Some basic strategies

  • Have a directory for each project with subdirectories with meaningful and standardized names: e.g., code, data, paper. The Journal of the American Statistical Association (JASA) has a template GitHub repository with some suggestions.
  • Have a file of code for pre-processing, one or more for analysis, and one for figure/table preparation.
    • The pre-processing may involve time-consuming steps. Save the output of the pre-processing as a file that can be read in to the analysis script.
    • You may want to name your files something like this, so there is an obvious ordering: “1-prep.R”, “2-analysis.R”, “3-figs.R”.
    • Have the code file for the figures produce the exact manuscript/report figures, operating on a file (e.g., .Rda file) that contains all the objects necessary to run the figure-producing code; the code producing the .Rda file should be in your analysis code file (or somewhere else sensible).
    • Alternatively, use knitr, R Markdown, or Jupyter notebooks for your document preparation.
  • Keep a document describing your running analysis with dates in a text file (i.e., a lab book).
  • Note where data were obtained (and when, which can be helpful when publishing) and pre-processing steps in the lab book. Have data version numbers with a file describing the changes and dates (or in lab book). If possible, have all changes to data represented as code that processes the data relative to a fixed baseline dataset.

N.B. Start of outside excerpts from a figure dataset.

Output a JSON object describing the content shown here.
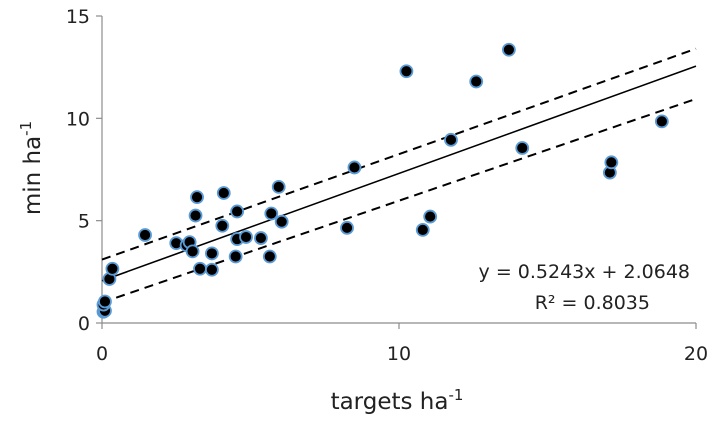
{
  "chart_data": {
    "type": "scatter",
    "xlabel": {
      "base": "targets ha",
      "sup": "-1"
    },
    "ylabel": {
      "base": "min ha",
      "sup": "-1"
    },
    "xlim": [
      0,
      20
    ],
    "ylim": [
      0,
      15
    ],
    "xticks": [
      "0",
      "10",
      "20"
    ],
    "yticks": [
      "0",
      "5",
      "10",
      "15"
    ],
    "grid": false,
    "point_color": "#000000",
    "point_edge_color": "#5b9bd5",
    "annotations": {
      "equation": "y = 0.5243x + 2.0648",
      "r2": "R² = 0.8035"
    },
    "points": [
      {
        "x": 0.05,
        "y": 0.55
      },
      {
        "x": 0.1,
        "y": 0.6
      },
      {
        "x": 0.05,
        "y": 0.9
      },
      {
        "x": 0.1,
        "y": 1.05
      },
      {
        "x": 0.25,
        "y": 2.15
      },
      {
        "x": 0.35,
        "y": 2.65
      },
      {
        "x": 1.45,
        "y": 4.3
      },
      {
        "x": 2.5,
        "y": 3.9
      },
      {
        "x": 2.85,
        "y": 3.8
      },
      {
        "x": 2.95,
        "y": 3.95
      },
      {
        "x": 3.05,
        "y": 3.5
      },
      {
        "x": 3.15,
        "y": 5.25
      },
      {
        "x": 3.2,
        "y": 6.15
      },
      {
        "x": 3.3,
        "y": 2.65
      },
      {
        "x": 3.7,
        "y": 3.4
      },
      {
        "x": 3.7,
        "y": 2.6
      },
      {
        "x": 4.05,
        "y": 4.75
      },
      {
        "x": 4.1,
        "y": 6.35
      },
      {
        "x": 4.5,
        "y": 3.25
      },
      {
        "x": 4.55,
        "y": 5.45
      },
      {
        "x": 4.55,
        "y": 4.1
      },
      {
        "x": 4.85,
        "y": 4.2
      },
      {
        "x": 5.35,
        "y": 4.15
      },
      {
        "x": 5.65,
        "y": 3.25
      },
      {
        "x": 5.7,
        "y": 5.35
      },
      {
        "x": 5.95,
        "y": 6.65
      },
      {
        "x": 6.05,
        "y": 4.95
      },
      {
        "x": 8.25,
        "y": 4.65
      },
      {
        "x": 8.5,
        "y": 7.6
      },
      {
        "x": 10.25,
        "y": 12.3
      },
      {
        "x": 10.8,
        "y": 4.55
      },
      {
        "x": 11.05,
        "y": 5.2
      },
      {
        "x": 11.75,
        "y": 8.95
      },
      {
        "x": 12.6,
        "y": 11.8
      },
      {
        "x": 13.7,
        "y": 13.35
      },
      {
        "x": 14.15,
        "y": 8.55
      },
      {
        "x": 17.1,
        "y": 7.35
      },
      {
        "x": 17.15,
        "y": 7.85
      },
      {
        "x": 18.85,
        "y": 9.85
      }
    ],
    "regression": {
      "slope": 0.5243,
      "intercept": 2.0648,
      "x_range": [
        0,
        20
      ]
    },
    "confidence_bands": [
      {
        "from": [
          0,
          3.1
        ],
        "to": [
          20,
          13.4
        ]
      },
      {
        "from": [
          0,
          1.0
        ],
        "to": [
          20,
          10.95
        ]
      }
    ]
  }
}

  • Note what code files do what in the lab book.
  • Keep track of the details of the system and software you are running your code under, e.g., operating system version, software (e.g., R, Python) versions, R or Python package versions, etc.
    • In R, sessionInfo() will report all this for you.

Formal tools

  1. In some cases you may be able to carry out your complete workflow in a knitr/R Markdown document or in a Jupyter notebook.

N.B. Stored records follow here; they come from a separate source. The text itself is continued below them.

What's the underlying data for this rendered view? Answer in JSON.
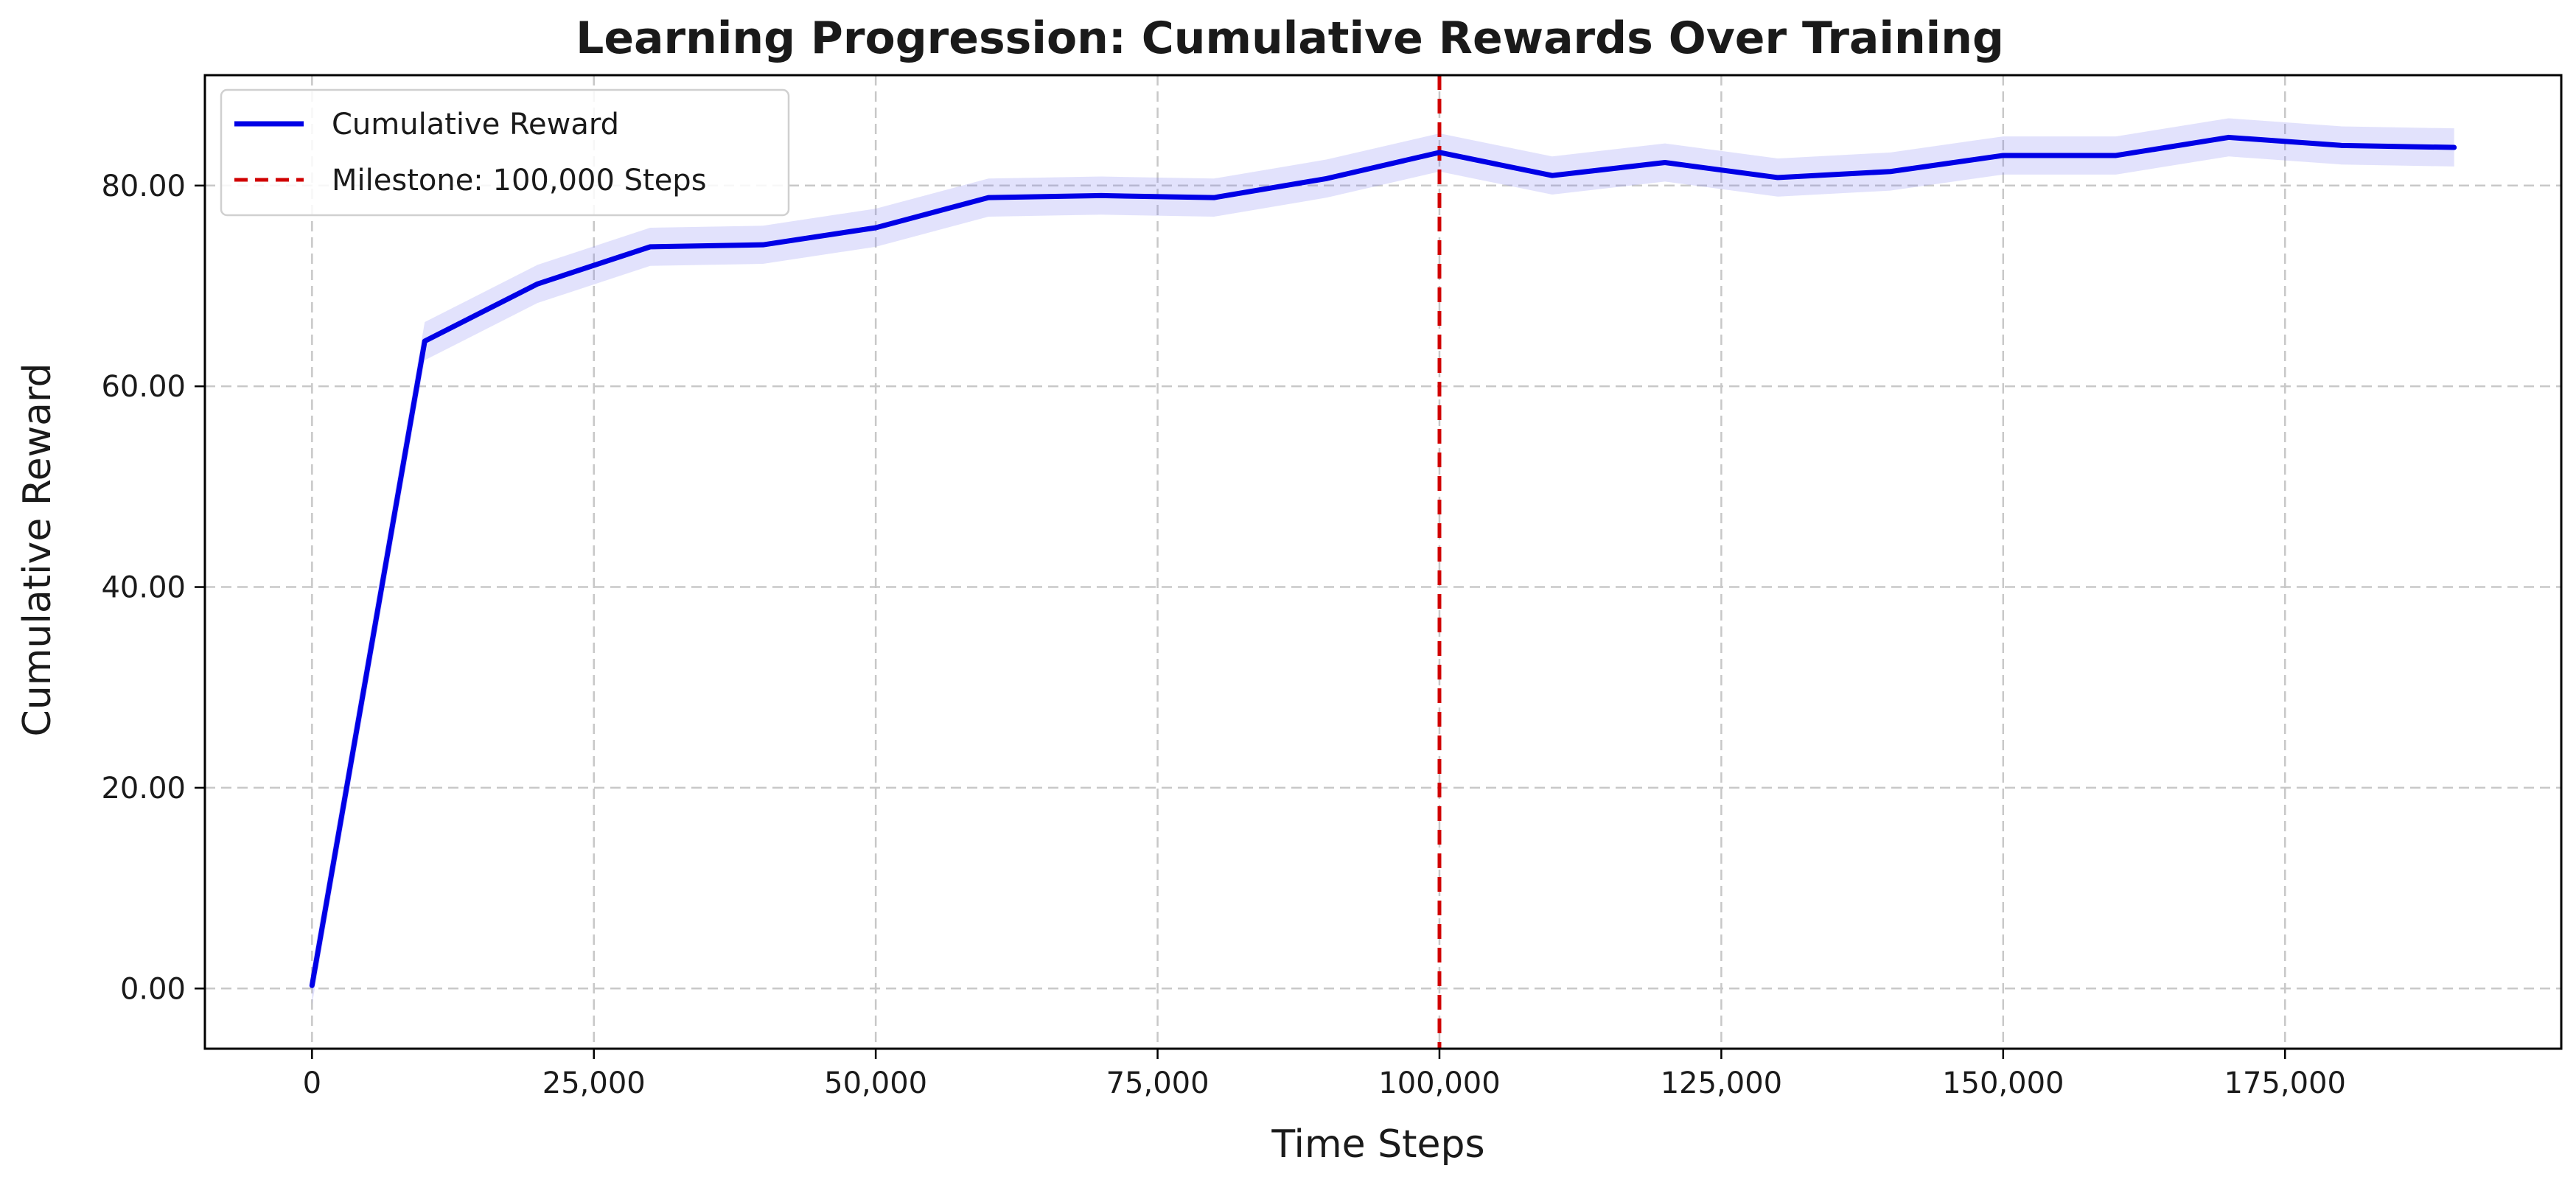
{
  "chart_data": {
    "type": "line",
    "title": "Learning Progression: Cumulative Rewards Over Training",
    "xlabel": "Time Steps",
    "ylabel": "Cumulative Reward",
    "xlim": [
      -9500,
      199500
    ],
    "ylim": [
      -6,
      91
    ],
    "grid": true,
    "legend_position": "top-left",
    "x_ticks": [
      0,
      25000,
      50000,
      75000,
      100000,
      125000,
      150000,
      175000
    ],
    "x_tick_labels": [
      "0",
      "25,000",
      "50,000",
      "75,000",
      "100,000",
      "125,000",
      "150,000",
      "175,000"
    ],
    "y_ticks": [
      0,
      20,
      40,
      60,
      80
    ],
    "y_tick_labels": [
      "0.00",
      "20.00",
      "40.00",
      "60.00",
      "80.00"
    ],
    "x": [
      0,
      10000,
      20000,
      30000,
      40000,
      50000,
      60000,
      70000,
      80000,
      90000,
      100000,
      110000,
      120000,
      130000,
      140000,
      150000,
      160000,
      170000,
      180000,
      190000
    ],
    "series": [
      {
        "name": "Cumulative Reward",
        "color": "#0000e6",
        "band_color": "#7b7bf2",
        "values": [
          0.3,
          64.5,
          70.2,
          73.9,
          74.1,
          75.8,
          78.8,
          79.0,
          78.8,
          80.7,
          83.3,
          81.0,
          82.3,
          80.8,
          81.4,
          83.0,
          83.0,
          84.8,
          84.0,
          83.8
        ],
        "band": 1.9
      }
    ],
    "annotations": [
      {
        "type": "vline",
        "x": 100000,
        "label": "Milestone: 100,000 Steps",
        "color": "#d00000",
        "style": "dashed"
      }
    ]
  }
}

  2. You might consider workflow/pipeline management software such as Drake or other tools discussed in the CRAN Reproducible Research Task View. Alternatively, one can use the make tool, which is generally used for compiling code, as a tool for reproducible research: if interested, see the tutorial on Using make for workflows or this Journal of Statistical Software article for more details.
  3. You might organize your workflow as an R package as described in this article.
  4. Package management:
    • R: You can manage the versions of R packages (and dependent packages) used in your project using package management packages such as renv, checkpoint, and packrat.
    • Python: You can manage the versions of Python packages (and dependent packages) used in your project using Conda environments (or virtualenvs).
  5. If your project uses multiple pieces of software (e.g., not just R or Python), you can set up a reproducible environment using containers, of which Docker containers are the best known. These provide something that is like a lightweight virtual machine in which you can install exactly the software (and versions) you want and then share with others. Docker container images are a key building block of various tools such as GitHub Actions and the Binder project
  6. You can manage the configuration of a project using the config package. This allows you to set configuration values that control how your code/workflow runs, thereby enabling you to run the workflow under different scenarios (e.g., different input datasets, different models, different model configurations, etc.).